To compare the performance of an armoured versus a standard vehicle, SVI booked Gerotek’s testing facility outside Pretoria and Bidvest McCarthy Toyota Midrand (011 541 8600) loaned us a standard Toyota Fortuner 2,8 GD-6 AT 4x4 as the control vehicle. As our armoured version was a 4x2 and not a 4x4 like our control Fortuner, we added a further 115 kg in ballast to the armoured car prior to testing.
The armoured Fortuner’s dynamic performance was only slightly hampered on the handling track; certainly no more than a standard Fortuner if it were carrying a 260 kg load. The OEM suspension setup and brakes coped well during a spirited driving session, showing that the driver would still be capable of driving away from danger at speed.
Next we connected our Racelogic Vbox testing equipment to both vehicles to evaluate straight-line performance, averaging the results from three runs in each vehicle. Again, the armoured vehicle’s slower acceleration was no surprise, but there was little difference in the braking times.
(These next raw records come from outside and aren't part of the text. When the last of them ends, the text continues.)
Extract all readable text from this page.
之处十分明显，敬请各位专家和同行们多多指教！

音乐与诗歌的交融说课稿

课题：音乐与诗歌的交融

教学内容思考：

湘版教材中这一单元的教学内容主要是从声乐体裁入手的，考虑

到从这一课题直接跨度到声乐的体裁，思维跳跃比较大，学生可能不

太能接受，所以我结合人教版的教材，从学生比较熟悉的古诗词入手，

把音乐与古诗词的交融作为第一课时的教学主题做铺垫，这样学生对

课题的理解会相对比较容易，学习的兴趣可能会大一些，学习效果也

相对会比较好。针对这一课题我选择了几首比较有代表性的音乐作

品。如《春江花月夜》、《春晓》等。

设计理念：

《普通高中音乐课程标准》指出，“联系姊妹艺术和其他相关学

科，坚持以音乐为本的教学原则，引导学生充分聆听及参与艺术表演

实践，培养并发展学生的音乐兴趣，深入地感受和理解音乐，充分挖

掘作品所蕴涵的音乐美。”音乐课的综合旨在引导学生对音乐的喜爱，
Basic ballistic protection is just the start when it comes to armouring a vehicle and protecting occupants. These are further options:
Heavy-duty run-flat rings fitted inside the tyre and around the rim allow the vehicle to continue driving when there is no rubber left.
Protection for the fuel tank and drivetrain systems such as the radiators and ECUs.
Reinforced bumpers to ram obstacles and clear an escape path.
Rescue hatch (it is difficult to get out of an armoured vehicle if the doors cannot open).
Oxygen masks in case of a chemical or fire attack.